Peter Dornauf – 26 November, 2011
Gordon Walters of course was one of the first to take Maori motifs and the western European abstract tradition and fuse them together into a new amalgam. That audacious move has seen the birth of many wonderful marriages since of the old and new from Maori artists themselves, some pushing yet further the composite construction into fertile imaginative couplings.
Hamilton
Group show
KORU TUPUTUPU: Redefining Kowhaiwhai
Curated by Karl Chitham
5 November - 18 December 2011
As with all contemporary Maori art that aspires to be modern but has as its springboard traditional Maori motifs, the trick is in the translation, how well those older elements are transcribed into a modern idiom.
What one tends to find in older Maori artists is a reluctance to stray too far from the source, and thus the work ends with what simply becomes a kind of cosmetic makeover of ancestral forms. Prime examples of this approach include the work of Sandy Adsett, Buck Nin, Paratene Matchitt, Mike Crawford and James Ormsby. Koru and kowhaiwhai patterns abound, albeit in slightly novel ways, but the remodelling is often not more than a facelift involving new colours and a slight reconstruction of forms; a reverential approach, the results of which sometimes reach no further than well worked seventh form folio pieces, decorative and pleasant but little else.
A younger generation of Maori artists have been bolder, more adventurous, seeking to go beyond the fixed and customary configurations, to try the neoteric, to renovate at a more experimental level.
Pre-eminent among those in this exhibition, is Shane Cotton. Since 1993, he, along with fellow compatriots, Peter Robinson and Michael Parekowhai, has done more to reinvent and overhaul contemporary Maori art than any other. His constant innovation is all the more striking given the singularity of his focus, that is, the limited range of his subject matter; reworking the same old postcolonial concerns over and over. It has seen him evolve, generate and ingeniously reconceive his forms over almost two decades so that each new series comes out fresh and invigorated. The work on show; Smashed Myth (Half-Cast #15) 2011, a unique screen print and paint piece, presents a more strident and aggressive tone than is normally the case with his former works, recalling the early work of Peter Robinson.
Others in the show that move beyond surface retouching, morphing their models beyond duplication, are Gina Matchitt, Peata Larkin, Saffron Te Ratana, John Walsh and Kura te Waru Rewiri. The most original and ground-breaking of the above group, is Gina Matchitt’s Patikitiki 1 & 11, 2010 with her use of found objects in the Dadaist mould; computer keys, black and white, arranged to create the distinctive kowhaiwhai pattern. The links with language, technology, clash of race and culture are cleverly articulated with a minimalist of means.
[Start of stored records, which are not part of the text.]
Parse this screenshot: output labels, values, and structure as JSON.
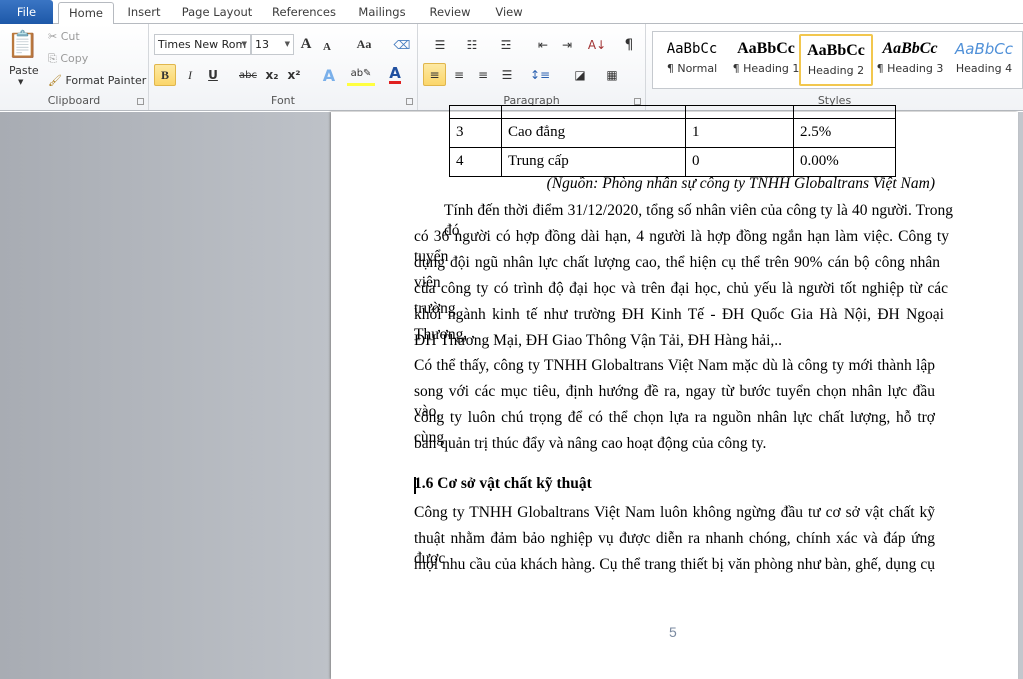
{
  "tabs": [
    "File",
    "Home",
    "Insert",
    "Page Layout",
    "References",
    "Mailings",
    "Review",
    "View"
  ],
  "clipboard": {
    "paste": "Paste",
    "cut": "Cut",
    "copy": "Copy",
    "format_painter": "Format Painter",
    "label": "Clipboard"
  },
  "font": {
    "name": "Times New Rom",
    "size": "13",
    "label": "Font",
    "bold": "B",
    "italic": "I",
    "underline": "U",
    "strike": "abc",
    "sub": "x₂",
    "sup": "x²",
    "grow": "A",
    "shrink": "A",
    "case": "Aa",
    "font_color": "#e02020"
  },
  "paragraph": {
    "label": "Paragraph",
    "pilcrow": "¶"
  },
  "styles": {
    "label": "Styles",
    "items": [
      {
        "preview": "AaBbCc",
        "name": "¶ Normal"
      },
      {
        "preview": "AaBbCc",
        "name": "¶ Heading 1"
      },
      {
        "preview": "AaBbCc",
        "name": "Heading 2",
        "selected": true
      },
      {
        "preview": "AaBbCc",
        "name": "¶ Heading 3"
      },
      {
        "preview": "AaBbCc",
        "name": "Heading 4"
      }
    ]
  },
  "document": {
    "table": [
      [
        "",
        "",
        "",
        ""
      ],
      [
        "3",
        "Cao đẳng",
        "1",
        "2.5%"
      ],
      [
        "4",
        "Trung cấp",
        "0",
        "0.00%"
      ]
    ],
    "source": "(Nguồn: Phòng nhân sự công ty TNHH Globaltrans Việt Nam)",
    "para1": [
      "Tính đến thời điểm 31/12/2020, tổng số nhân viên của công ty là 40 người. Trong đó",
      "có 36 người có hợp đồng dài hạn, 4 người là hợp đồng ngắn hạn làm việc. Công ty tuyển",
      "dụng đội ngũ nhân lực chất lượng cao, thể hiện cụ thể trên  90% cán bộ công nhân viên",
      "của công ty có trình độ đại học và trên đại học, chủ yếu là người tốt nghiệp từ các trường",
      "khối ngành kinh tế như trường ĐH Kinh Tế - ĐH Quốc Gia Hà Nội, ĐH Ngoại Thương,",
      "ĐH Thương Mại, ĐH Giao Thông Vận Tải, ĐH Hàng hải,.."
    ],
    "para2": [
      "Có thể thấy, công ty TNHH Globaltrans Việt Nam mặc dù là công ty mới thành lập",
      "song với các mục tiêu, định hướng đề ra, ngay từ bước tuyển chọn nhân lực đầu vào,",
      "công ty luôn chú trọng để có thể chọn lựa ra nguồn nhân lực chất lượng, hỗ trợ cùng",
      "ban quản trị thúc đẩy và nâng cao hoạt động của công ty."
    ],
    "heading": "1.6 Cơ sở vật chất kỹ thuật",
    "para3": [
      "Công ty TNHH Globaltrans Việt Nam luôn không ngừng đầu tư cơ sở vật chất kỹ",
      "thuật nhằm đảm bảo nghiệp vụ được diễn ra nhanh chóng, chính xác và đáp ứng được",
      "mọi nhu cầu của khách hàng. Cụ thể trang thiết bị văn phòng như bàn, ghế, dụng cụ"
    ],
    "page_number": "5"
  }
}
Another who borrows from European historical art sources is Emily Karaka. Her Folds-wai 30, 1995, co-opts the expressionist school - for example, Philip Clairmont and others - with varying degrees of success. It has a somewhat dated look, the more-is-more approach not always the best recipe to articulate her subject, this being the historical Maori figure, Rua Kenana. He is also examined by Dion Hitchens and Donn Ratana, the latter doing something that echoes Pat Hanly. Reuben Paterson’s Naturist, 2005, a glitterdust screenprint that is a kaleidoscopic op art creation, moves to the outer edge of that link with Maori design and ornamentation, while Saffronn Te Ratana uses pure abstract patterns, as does Peata Larkin.
Gordon Walters of course was one of the first to take Maori motifs and the western European abstract tradition and fuse them together into a new amalgam, back in the sixties. That audacious move (controversial in some quarters - and probably explaining his exclusion here) has seen the birth of many wonderful marriages since of the old and new from Maori artists themselves, some - and exhibited in this show - pushing yet further the composite construction into fertile imaginative couplings.
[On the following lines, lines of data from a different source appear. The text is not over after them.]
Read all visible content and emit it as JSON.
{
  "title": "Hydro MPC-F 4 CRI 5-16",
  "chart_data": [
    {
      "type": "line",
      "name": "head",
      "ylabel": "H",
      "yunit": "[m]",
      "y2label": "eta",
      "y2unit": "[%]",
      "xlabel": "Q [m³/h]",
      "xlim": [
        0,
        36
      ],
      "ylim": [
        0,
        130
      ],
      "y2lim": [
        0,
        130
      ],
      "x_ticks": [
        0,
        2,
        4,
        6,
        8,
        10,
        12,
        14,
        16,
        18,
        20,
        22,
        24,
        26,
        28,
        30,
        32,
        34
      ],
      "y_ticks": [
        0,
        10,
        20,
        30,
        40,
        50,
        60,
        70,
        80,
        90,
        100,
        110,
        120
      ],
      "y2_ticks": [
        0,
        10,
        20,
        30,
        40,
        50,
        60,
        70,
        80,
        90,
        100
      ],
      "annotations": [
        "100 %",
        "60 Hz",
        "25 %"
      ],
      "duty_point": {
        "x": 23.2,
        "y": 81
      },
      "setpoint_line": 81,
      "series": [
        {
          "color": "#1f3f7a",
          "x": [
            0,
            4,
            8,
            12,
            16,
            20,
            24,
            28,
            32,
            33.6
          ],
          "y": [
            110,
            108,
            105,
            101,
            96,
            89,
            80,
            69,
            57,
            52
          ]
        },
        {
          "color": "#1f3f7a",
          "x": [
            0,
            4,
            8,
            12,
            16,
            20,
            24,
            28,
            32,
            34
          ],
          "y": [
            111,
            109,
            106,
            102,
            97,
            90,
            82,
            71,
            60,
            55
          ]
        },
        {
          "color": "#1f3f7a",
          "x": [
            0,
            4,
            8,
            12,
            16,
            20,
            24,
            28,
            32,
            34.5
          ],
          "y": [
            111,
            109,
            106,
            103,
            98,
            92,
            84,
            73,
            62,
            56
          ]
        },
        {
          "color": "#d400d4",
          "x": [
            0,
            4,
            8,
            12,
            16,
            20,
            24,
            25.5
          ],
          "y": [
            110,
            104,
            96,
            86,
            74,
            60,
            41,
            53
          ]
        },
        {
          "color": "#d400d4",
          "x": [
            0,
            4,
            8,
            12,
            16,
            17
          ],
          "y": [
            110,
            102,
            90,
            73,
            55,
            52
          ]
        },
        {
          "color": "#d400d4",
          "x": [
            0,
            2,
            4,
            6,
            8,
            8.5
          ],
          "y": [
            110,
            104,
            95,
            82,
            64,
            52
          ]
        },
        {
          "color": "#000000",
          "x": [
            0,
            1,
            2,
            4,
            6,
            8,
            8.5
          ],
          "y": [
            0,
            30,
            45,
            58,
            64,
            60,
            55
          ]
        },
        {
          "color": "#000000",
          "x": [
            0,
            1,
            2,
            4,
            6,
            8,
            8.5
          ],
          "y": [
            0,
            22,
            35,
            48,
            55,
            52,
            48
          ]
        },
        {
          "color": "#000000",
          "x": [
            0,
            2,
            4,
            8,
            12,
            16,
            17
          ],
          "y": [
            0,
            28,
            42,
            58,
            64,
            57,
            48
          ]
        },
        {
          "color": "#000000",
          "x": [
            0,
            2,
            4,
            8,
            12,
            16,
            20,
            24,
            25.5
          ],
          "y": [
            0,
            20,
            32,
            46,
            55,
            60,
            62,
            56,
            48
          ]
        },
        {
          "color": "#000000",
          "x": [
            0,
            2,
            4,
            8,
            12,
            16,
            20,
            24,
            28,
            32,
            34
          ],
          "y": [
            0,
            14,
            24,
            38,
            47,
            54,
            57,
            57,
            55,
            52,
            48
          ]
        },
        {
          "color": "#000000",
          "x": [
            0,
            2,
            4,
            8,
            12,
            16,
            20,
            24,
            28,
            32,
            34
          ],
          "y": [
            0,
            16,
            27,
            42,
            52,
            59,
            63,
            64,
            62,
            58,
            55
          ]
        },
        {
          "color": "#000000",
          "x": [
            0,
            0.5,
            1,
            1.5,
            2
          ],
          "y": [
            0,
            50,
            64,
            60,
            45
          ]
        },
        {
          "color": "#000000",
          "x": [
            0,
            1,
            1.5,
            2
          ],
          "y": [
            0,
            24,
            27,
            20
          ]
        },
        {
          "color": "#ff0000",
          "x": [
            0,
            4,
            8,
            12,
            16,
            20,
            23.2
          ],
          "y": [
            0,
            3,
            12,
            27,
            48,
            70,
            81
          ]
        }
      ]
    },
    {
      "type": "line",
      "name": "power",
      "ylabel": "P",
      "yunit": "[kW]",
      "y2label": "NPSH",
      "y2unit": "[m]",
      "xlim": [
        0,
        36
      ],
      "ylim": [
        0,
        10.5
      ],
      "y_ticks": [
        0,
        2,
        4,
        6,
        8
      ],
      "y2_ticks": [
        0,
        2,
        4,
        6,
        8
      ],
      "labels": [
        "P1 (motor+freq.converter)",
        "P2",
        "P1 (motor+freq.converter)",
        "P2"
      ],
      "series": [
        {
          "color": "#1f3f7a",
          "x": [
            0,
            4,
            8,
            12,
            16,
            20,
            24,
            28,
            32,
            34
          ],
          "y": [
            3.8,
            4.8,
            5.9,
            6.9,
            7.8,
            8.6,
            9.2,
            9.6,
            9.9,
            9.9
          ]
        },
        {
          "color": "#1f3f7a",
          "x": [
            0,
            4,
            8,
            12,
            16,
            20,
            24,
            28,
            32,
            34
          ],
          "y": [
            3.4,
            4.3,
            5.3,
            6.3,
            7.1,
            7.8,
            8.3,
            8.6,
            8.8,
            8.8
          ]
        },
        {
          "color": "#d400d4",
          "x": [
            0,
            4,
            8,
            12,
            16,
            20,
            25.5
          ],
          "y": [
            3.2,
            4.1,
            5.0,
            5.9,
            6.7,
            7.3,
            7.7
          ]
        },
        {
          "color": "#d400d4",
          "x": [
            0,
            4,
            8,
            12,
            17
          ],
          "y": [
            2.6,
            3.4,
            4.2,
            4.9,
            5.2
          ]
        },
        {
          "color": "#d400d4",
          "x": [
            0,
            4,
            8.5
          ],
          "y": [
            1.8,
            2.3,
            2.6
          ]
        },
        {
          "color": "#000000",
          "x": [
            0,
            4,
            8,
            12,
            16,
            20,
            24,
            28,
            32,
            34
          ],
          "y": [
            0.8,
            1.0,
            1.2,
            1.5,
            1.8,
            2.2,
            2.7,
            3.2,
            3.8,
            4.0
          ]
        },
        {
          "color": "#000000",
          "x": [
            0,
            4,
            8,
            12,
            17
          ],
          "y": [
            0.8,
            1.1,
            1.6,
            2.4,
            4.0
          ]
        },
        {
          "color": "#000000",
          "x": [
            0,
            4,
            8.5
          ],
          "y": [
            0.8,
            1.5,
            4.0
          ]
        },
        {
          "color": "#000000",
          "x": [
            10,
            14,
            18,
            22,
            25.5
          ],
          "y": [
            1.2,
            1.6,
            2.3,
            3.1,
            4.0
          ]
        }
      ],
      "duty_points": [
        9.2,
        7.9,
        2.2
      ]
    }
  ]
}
One Pakeha artist is included in the show, Robert Ellis, a work on paper from 1963. It references his focus on urban cityscapes and his quintessential birds-eye view, with a hint of archaeological/historic deposits.
This exhibition, drawn from the Waikato University collection, is a small snapshot that explores the definition of what Maori art is and can be. The interplay between Maori and European styles, at their best, at their most creative, can produce hybrids and skilful ‘half-casts’ that speak tellingly to all here in the South Pacific.